GSC: You tried a lot of things on this album. You plan on branching out more in the future?
JODI: Oh yeah I tried to have no tracks sound identical on this project. With some songs I was even concerned cause it’s not your standard project.
GSC: Some would say you took this risk.
JODI: Exactly I see what you did there. [Editors Note: Listen to “Risk” and you will too] I was trying to see how crazy I could go with it.
GSC: The intimacy on this project is effortless. I see it most on tracks like “Seasonal Depression”. How do relationships affect your music?
JODI: My relationships 100% fuel my music. I’ve gotten more accustomed to linking my music with the time I’m in and people I’m around. Different muses inspire different things in me. Sharon really told me and I aint shit. Especially with the name its cold. Relationships in the fall and spring are very different.
GSC: You also discussed your familial relations on that track.
JODI: Yeah I don’t really see them as much and I’m growing up so I need to be closer. My friends have also become my family.
GSC: What’s your favorite track on the project
JODI: “Luka Doncic” probably. My boy Chico goes to Bard upstate. He’s in and out of music being in school and shit. He’s a white boy and one of my oldest NY friends. Pulls up with a big jar of weed and we just cook up all night. I felt like I gave a lot on that verse and its my production as well.
GSC: You have a favorite feature?
JODI: Gotta be “Wedding Flow”. Me and Cam don’t miss. We cooked up some crazy shit last night. We are going to drop more and more continuously.
GSC: What do you see in Jodi’s future? Are you concerned about samples?
JODI: Bro if niggas sue me it happens (Laughs). I’m not pressed. I just want people to listen. I want people to see the potential.
GSC: Any videos your tryna make for this?

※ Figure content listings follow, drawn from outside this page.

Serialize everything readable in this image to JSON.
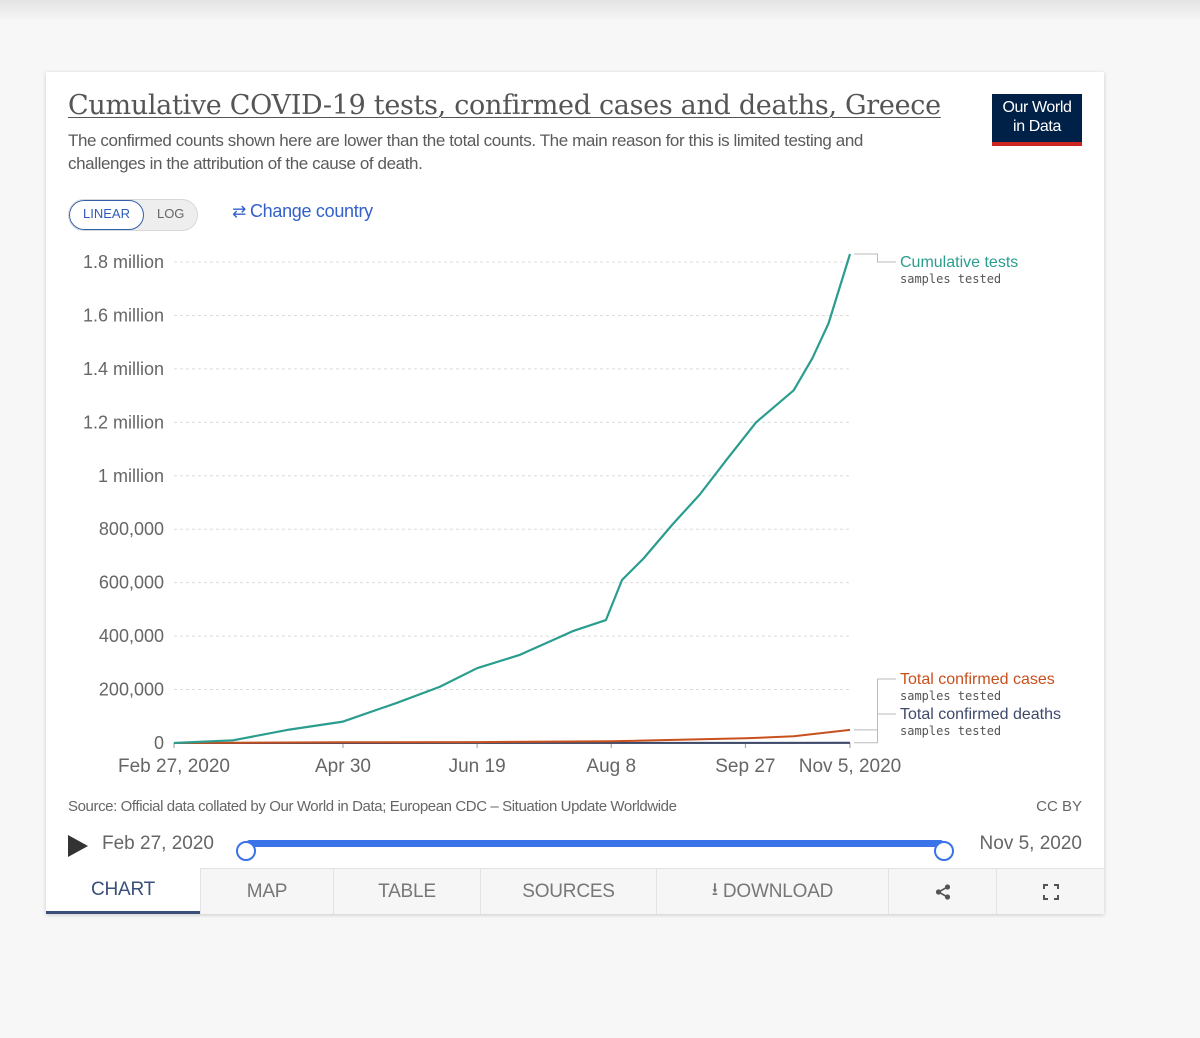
{
  "header": {
    "title": "Cumulative COVID-19 tests, confirmed cases and deaths, Greece",
    "subtitle": "The confirmed counts shown here are lower than the total counts. The main reason for this is limited testing and challenges in the attribution of the cause of death.",
    "logo_line1": "Our World",
    "logo_line2": "in Data"
  },
  "controls": {
    "linear_label": "LINEAR",
    "log_label": "LOG",
    "change_country_label": "Change country",
    "change_country_icon": "swap-arrows-icon"
  },
  "footer": {
    "source": "Source: Official data collated by Our World in Data; European CDC – Situation Update Worldwide",
    "license": "CC BY"
  },
  "timeline": {
    "start_label": "Feb 27, 2020",
    "end_label": "Nov 5, 2020",
    "start_fraction": 0,
    "end_fraction": 1
  },
  "tabs": [
    {
      "label": "CHART",
      "active": true
    },
    {
      "label": "MAP"
    },
    {
      "label": "TABLE"
    },
    {
      "label": "SOURCES"
    },
    {
      "label": "DOWNLOAD",
      "icon": "download-icon"
    },
    {
      "label": "",
      "icon": "share-icon"
    },
    {
      "label": "",
      "icon": "fullscreen-icon"
    }
  ],
  "chart_data": {
    "type": "line",
    "title": "Cumulative COVID-19 tests, confirmed cases and deaths, Greece",
    "xlabel": "",
    "ylabel": "",
    "y_scale": "linear",
    "xlim": [
      "2020-02-27",
      "2020-11-05"
    ],
    "ylim": [
      0,
      1800000
    ],
    "x_ticks": [
      {
        "date": "2020-02-27",
        "label": "Feb 27, 2020"
      },
      {
        "date": "2020-04-30",
        "label": "Apr 30"
      },
      {
        "date": "2020-06-19",
        "label": "Jun 19"
      },
      {
        "date": "2020-08-08",
        "label": "Aug 8"
      },
      {
        "date": "2020-09-27",
        "label": "Sep 27"
      },
      {
        "date": "2020-11-05",
        "label": "Nov 5, 2020"
      }
    ],
    "y_ticks": [
      {
        "value": 0,
        "label": "0"
      },
      {
        "value": 200000,
        "label": "200,000"
      },
      {
        "value": 400000,
        "label": "400,000"
      },
      {
        "value": 600000,
        "label": "600,000"
      },
      {
        "value": 800000,
        "label": "800,000"
      },
      {
        "value": 1000000,
        "label": "1 million"
      },
      {
        "value": 1200000,
        "label": "1.2 million"
      },
      {
        "value": 1400000,
        "label": "1.4 million"
      },
      {
        "value": 1600000,
        "label": "1.6 million"
      },
      {
        "value": 1800000,
        "label": "1.8 million"
      }
    ],
    "grid": "horizontal-dashed",
    "legend": "right-labels",
    "series": [
      {
        "name": "Cumulative tests",
        "sublabel": "samples tested",
        "color": "#2a9d8f",
        "x": [
          "2020-02-27",
          "2020-03-20",
          "2020-04-10",
          "2020-04-30",
          "2020-05-20",
          "2020-06-05",
          "2020-06-19",
          "2020-07-05",
          "2020-07-25",
          "2020-08-06",
          "2020-08-12",
          "2020-08-20",
          "2020-08-31",
          "2020-09-10",
          "2020-09-20",
          "2020-10-01",
          "2020-10-15",
          "2020-10-22",
          "2020-10-28",
          "2020-11-05"
        ],
        "values": [
          0,
          10000,
          50000,
          80000,
          150000,
          210000,
          280000,
          330000,
          420000,
          460000,
          610000,
          690000,
          820000,
          930000,
          1060000,
          1200000,
          1320000,
          1440000,
          1570000,
          1830000
        ]
      },
      {
        "name": "Total confirmed cases",
        "sublabel": "samples tested",
        "color": "#c8501e",
        "x": [
          "2020-02-27",
          "2020-04-30",
          "2020-06-19",
          "2020-08-08",
          "2020-09-27",
          "2020-10-15",
          "2020-11-05"
        ],
        "values": [
          0,
          2600,
          3300,
          6200,
          17700,
          25000,
          49000
        ]
      },
      {
        "name": "Total confirmed deaths",
        "sublabel": "samples tested",
        "color": "#3e4a6b",
        "x": [
          "2020-02-27",
          "2020-04-30",
          "2020-06-19",
          "2020-08-08",
          "2020-09-27",
          "2020-11-05"
        ],
        "values": [
          0,
          140,
          190,
          210,
          380,
          700
        ]
      }
    ]
  }
}
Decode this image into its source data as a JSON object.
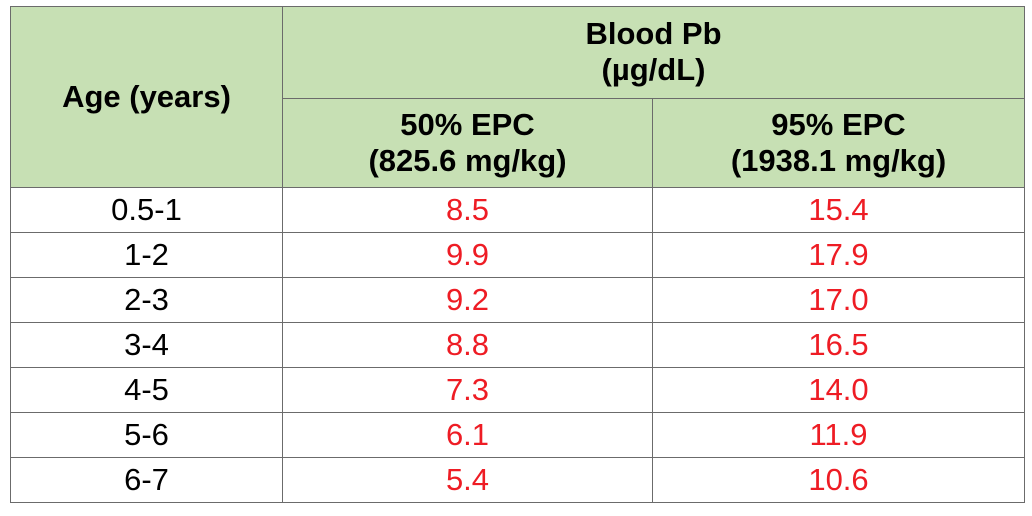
{
  "header": {
    "age_label": "Age (years)",
    "group_line1": "Blood Pb",
    "group_line2": "(µg/dL)",
    "col50_line1": "50% EPC",
    "col50_line2": "(825.6 mg/kg)",
    "col95_line1": "95% EPC",
    "col95_line2": "(1938.1 mg/kg)"
  },
  "rows": [
    {
      "age": "0.5-1",
      "epc50": "8.5",
      "epc95": "15.4"
    },
    {
      "age": "1-2",
      "epc50": "9.9",
      "epc95": "17.9"
    },
    {
      "age": "2-3",
      "epc50": "9.2",
      "epc95": "17.0"
    },
    {
      "age": "3-4",
      "epc50": "8.8",
      "epc95": "16.5"
    },
    {
      "age": "4-5",
      "epc50": "7.3",
      "epc95": "14.0"
    },
    {
      "age": "5-6",
      "epc50": "6.1",
      "epc95": "11.9"
    },
    {
      "age": "6-7",
      "epc50": "5.4",
      "epc95": "10.6"
    }
  ],
  "colors": {
    "header_bg": "#c7e0b4",
    "value_text": "#ee1c24",
    "border": "#6b6b6b"
  }
}
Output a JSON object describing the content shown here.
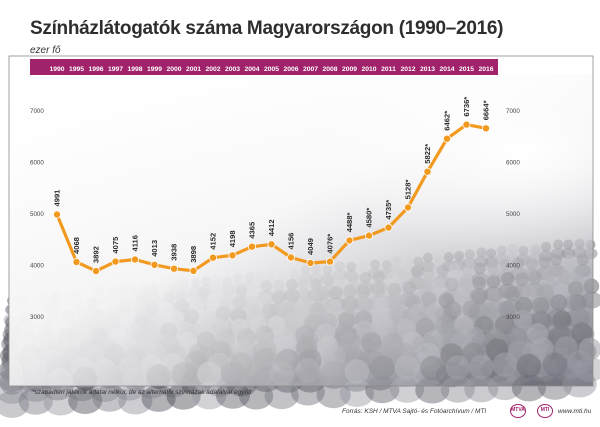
{
  "title": "Színházlátogatók száma Magyarországon (1990–2016)",
  "unit_label": "ezer fő",
  "footnote": "*szabadtéri játékok adatai nélkül, de az alternatív színházak adataival együtt",
  "source": "Forrás: KSH / MTVA Sajtó- és Fotóarchívum / MTI",
  "website": "www.mti.hu",
  "colors": {
    "accent": "#f29a1f",
    "band": "#a0226a",
    "text": "#2e2e2e"
  },
  "chart_data": {
    "type": "line",
    "categories": [
      "1990",
      "1995",
      "1996",
      "1997",
      "1998",
      "1999",
      "2000",
      "2001",
      "2002",
      "2003",
      "2004",
      "2005",
      "2006",
      "2007",
      "2008",
      "2009",
      "2010",
      "2011",
      "2012",
      "2013",
      "2014",
      "2015",
      "2016"
    ],
    "values": [
      4991,
      4068,
      3892,
      4075,
      4116,
      4013,
      3938,
      3898,
      4152,
      4198,
      4365,
      4412,
      4156,
      4049,
      4076,
      4488,
      4580,
      4735,
      5128,
      5822,
      6462,
      6736,
      6664
    ],
    "data_labels": [
      "4991",
      "4068",
      "3892",
      "4075",
      "4116",
      "4013",
      "3938",
      "3898",
      "4152",
      "4198",
      "4365",
      "4412",
      "4156",
      "4049",
      "4076*",
      "4488*",
      "4580*",
      "4735*",
      "5128*",
      "5822*",
      "6462*",
      "6736*",
      "6664*"
    ],
    "title": "Színházlátogatók száma Magyarországon (1990–2016)",
    "ylabel": "ezer fő",
    "y_ticks": [
      3000,
      4000,
      5000,
      6000,
      7000
    ],
    "y_tick_labels": [
      "3000",
      "4000",
      "5000",
      "6000",
      "7000"
    ],
    "ylim": [
      2500,
      7500
    ],
    "grid": false,
    "legend": "none"
  }
}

JODI: Oh yeah we are working on videos. “Ken Griffey” video is out. Working on one for “
GSC: Who do you listen to?
JODI: Gunna, Roddy, Keem, [Dom] Toliver. Isaiah Rashad is my favorite rapper ever. Growing up I listened to a lot of Scarface, UGK, Outkast, Devin the Dude, Ice Cube. Recently Alex Wiley. Drake of course. I’ve been trying to listen to stuff less now though I focus on myself.
GSC: Who do you write for?
JODI: It’s not for me and it’s not for you. It’s an exchange of culture for everyone’s benefit.